We need to hear the true teaching of the Church, yes, but to close our eyes to a better physiological and psychological understanding of the nature of habitual sin would be foolish, in my opinion.


#7

I would go so far as to say, because of such preaching, especially when it became obsessive and other equally grave matters were neglected. (I’m not referring to St. Alphonsus, who was a great saint and preacher, but to some of his successors who lacked proportion.) Restraints are a tricky thing. Too little, and we run wild. Too much, and we struggle to break free, wounding ourselves in the process. Striking a balance is what the Church has always tried to do. Bl. John Paul II’s Theology of the Body is an excellent example. :slight_smile:


#8

The OP laments the lack of solutions offered in the article referenced in the first post. It may be that there are not simple, canned solutions. But, there are various good and proper strategies, but none are guaranteed to "work" for everyone. And what does "work" mean? If you get married, you will probably stop. As you get older, your desire naturally wanes, and you may eventually stop.

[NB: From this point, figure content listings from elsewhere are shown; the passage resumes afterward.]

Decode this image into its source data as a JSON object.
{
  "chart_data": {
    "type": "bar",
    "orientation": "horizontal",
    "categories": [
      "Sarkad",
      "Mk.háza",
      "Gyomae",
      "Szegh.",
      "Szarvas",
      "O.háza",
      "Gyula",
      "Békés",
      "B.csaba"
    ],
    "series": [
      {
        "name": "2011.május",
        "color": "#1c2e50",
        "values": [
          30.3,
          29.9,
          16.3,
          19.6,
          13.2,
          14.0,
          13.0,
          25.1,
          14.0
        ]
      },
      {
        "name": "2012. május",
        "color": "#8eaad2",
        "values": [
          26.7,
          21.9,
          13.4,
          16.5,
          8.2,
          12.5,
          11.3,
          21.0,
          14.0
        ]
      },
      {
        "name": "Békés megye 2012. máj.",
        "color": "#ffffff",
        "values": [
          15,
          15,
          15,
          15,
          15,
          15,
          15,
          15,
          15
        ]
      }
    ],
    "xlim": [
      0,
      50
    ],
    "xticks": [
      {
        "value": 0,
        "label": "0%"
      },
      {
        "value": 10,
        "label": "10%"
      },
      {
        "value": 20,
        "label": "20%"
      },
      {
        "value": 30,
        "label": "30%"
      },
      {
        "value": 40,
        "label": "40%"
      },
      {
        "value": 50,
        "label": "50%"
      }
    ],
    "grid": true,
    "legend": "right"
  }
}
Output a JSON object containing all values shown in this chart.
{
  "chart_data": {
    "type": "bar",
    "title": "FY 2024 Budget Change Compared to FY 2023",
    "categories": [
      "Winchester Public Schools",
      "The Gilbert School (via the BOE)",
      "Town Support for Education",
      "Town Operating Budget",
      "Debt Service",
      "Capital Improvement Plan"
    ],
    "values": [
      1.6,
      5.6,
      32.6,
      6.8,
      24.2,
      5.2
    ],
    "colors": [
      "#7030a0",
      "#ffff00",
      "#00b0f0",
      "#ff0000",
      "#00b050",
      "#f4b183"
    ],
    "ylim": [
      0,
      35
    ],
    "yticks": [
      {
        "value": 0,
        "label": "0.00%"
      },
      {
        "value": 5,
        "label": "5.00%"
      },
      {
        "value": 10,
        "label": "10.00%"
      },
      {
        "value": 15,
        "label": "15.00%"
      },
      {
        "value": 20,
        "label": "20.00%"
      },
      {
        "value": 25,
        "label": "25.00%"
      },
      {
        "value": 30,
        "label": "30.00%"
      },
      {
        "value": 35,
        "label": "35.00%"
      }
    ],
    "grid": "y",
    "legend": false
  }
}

Further, the experience of each individual is different. I know one woman who tells me she has never masturbated, and moreover, has never experienced the slightest desire or inclination to do so. Clearly, we humans are very diverse!

It would be a mistake to assume that everyone who has masturbated is headed for the psychological issues covered in the article. Yes, it's better not to start, but that won't be the situation for a majority of teens (boys at least). But, the occurrences will be minimised if their life is otherwise well ordered, and happy.